In these, knowing the Bj and the i low-order bits of the Aj lets us compute the right-hand side to i+1 low-order bits, thus the left-hand side to i+1 low-order bits, thus the Ai to ì+1 low-order bits using the invert matrix/equations already in the question.
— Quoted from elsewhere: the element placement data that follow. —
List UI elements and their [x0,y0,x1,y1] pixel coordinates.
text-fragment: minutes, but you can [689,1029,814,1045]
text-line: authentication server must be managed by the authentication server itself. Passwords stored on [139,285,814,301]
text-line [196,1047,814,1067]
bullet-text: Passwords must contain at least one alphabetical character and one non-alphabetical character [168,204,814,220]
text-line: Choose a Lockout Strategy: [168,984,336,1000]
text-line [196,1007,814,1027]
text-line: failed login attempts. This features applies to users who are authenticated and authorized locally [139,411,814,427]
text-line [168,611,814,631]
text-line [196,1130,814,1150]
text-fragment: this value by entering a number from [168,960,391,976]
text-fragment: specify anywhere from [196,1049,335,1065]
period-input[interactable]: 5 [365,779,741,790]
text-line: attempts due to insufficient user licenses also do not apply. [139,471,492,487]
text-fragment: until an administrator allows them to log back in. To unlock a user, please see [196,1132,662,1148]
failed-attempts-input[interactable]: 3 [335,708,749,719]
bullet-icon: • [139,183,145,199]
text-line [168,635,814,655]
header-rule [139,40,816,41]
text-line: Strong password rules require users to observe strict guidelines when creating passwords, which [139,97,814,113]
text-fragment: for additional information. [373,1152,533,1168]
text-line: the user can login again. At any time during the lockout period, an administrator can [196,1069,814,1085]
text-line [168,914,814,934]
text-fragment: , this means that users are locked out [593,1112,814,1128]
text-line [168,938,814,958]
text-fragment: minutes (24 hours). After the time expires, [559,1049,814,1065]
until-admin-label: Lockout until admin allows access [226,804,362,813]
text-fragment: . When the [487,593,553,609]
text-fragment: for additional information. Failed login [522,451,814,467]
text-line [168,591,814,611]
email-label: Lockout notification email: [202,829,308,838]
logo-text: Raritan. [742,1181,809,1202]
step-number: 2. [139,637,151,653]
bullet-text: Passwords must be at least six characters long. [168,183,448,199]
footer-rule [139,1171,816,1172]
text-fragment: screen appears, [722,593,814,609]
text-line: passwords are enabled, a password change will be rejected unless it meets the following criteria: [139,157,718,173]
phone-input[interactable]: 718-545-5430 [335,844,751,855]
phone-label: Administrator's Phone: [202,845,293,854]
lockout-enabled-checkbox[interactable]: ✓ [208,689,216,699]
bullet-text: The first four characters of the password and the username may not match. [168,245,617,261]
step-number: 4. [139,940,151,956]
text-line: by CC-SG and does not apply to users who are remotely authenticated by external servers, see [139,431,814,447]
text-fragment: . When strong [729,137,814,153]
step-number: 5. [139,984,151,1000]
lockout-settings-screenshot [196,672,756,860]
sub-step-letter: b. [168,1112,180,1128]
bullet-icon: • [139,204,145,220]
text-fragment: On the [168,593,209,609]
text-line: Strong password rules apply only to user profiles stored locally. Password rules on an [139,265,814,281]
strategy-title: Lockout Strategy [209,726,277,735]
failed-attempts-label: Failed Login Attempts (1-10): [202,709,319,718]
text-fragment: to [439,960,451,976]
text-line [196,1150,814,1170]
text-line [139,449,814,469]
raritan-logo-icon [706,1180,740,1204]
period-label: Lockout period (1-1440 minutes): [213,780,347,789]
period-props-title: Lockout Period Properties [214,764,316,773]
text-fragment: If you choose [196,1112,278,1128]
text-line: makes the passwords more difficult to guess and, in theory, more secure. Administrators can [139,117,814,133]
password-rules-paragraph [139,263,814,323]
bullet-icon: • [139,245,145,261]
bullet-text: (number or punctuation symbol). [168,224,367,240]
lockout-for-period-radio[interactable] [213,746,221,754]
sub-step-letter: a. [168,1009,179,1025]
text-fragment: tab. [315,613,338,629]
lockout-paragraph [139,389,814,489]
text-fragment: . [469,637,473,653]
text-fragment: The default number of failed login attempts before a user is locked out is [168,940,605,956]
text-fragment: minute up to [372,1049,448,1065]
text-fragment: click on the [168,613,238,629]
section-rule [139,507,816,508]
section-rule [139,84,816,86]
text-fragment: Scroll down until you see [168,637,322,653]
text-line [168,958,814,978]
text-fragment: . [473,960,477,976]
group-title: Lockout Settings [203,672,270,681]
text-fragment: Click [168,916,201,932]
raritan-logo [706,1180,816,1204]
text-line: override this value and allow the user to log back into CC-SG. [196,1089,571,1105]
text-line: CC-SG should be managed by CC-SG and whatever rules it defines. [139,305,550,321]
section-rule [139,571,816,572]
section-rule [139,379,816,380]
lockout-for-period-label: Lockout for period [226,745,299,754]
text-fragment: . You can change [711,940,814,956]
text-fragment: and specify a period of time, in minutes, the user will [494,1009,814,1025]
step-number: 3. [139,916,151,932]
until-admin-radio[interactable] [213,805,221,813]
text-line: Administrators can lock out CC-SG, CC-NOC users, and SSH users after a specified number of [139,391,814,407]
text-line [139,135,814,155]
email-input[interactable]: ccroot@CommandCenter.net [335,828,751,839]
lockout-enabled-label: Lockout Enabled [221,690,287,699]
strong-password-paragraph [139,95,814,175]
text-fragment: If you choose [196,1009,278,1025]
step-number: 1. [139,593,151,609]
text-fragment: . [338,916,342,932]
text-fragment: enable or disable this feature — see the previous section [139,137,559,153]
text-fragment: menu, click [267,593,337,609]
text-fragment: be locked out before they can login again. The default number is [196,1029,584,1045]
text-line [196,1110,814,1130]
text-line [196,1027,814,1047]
We can apply this for ì from 0 to n-1 to fully invert the function. Baring mistakes, code could be (not tested):

function inv_tfunc([B0, B1, B2, B3, B4, B5, B6, B7]) {
    M = (((1<<(n-1))-1)<<1)+1; // mask for  n  bits
    A0 = A1 = A2 = A3 = A4 = A5 = A6 = A7 = 0; // initial value is immaterial
    for (i = 0; i < n; i = i + 1) {
        C0 = (B0^(maj(A3,A4,A5)<<1))&M;
        C1 = (B1^(maj(B0,A6,A7)<<1))&M;
        C2 = (B2^(maj(B1,A0,A1)<<1))&M;
        C3 = (B3^(maj(B2,A2,A3)<<1))&M;
        C4 = (B4^(maj(B3,A4,A5)<<1))&M;
        C5 = (B5^(maj(B4,A6,A7)<<1))&M;
        C6 = (B6^(maj(B5,A0,A1)<<1))&M;
        C7 = (B7^(maj(B6,A2,A3)<<1))&M;
        A0 = C1^C2^C4^C5^C7;
        A1 = C2^C3^C5^C6^C0;
        A2 = C3^C4^C6^C7^C1;
        A3 = C4^C5^C7^C0^C2;
        A4 = C5^C6^C0^C1^C3;
        A5 = C6^C7^C1^C2^C4;
        A6 = C7^C0^C2^C3^C5;
        A7 = C0^C1^C3^C4^C6;
    }
    return [A0, A1, A2, A3, A4, A5, A6, A7];
}

Note: The (corrected) expression for M builds a mask with the low-order n bit(s) set, assuming that the type of integers has at least (and including) n bits. The &M insures that variables stay within n bits. If variables have exactly n bits (e.g. in C uint32_t variables with n = 32), we can do without M and &M. If variables have some fixed width larger than n, we can deffer the &M to the return step.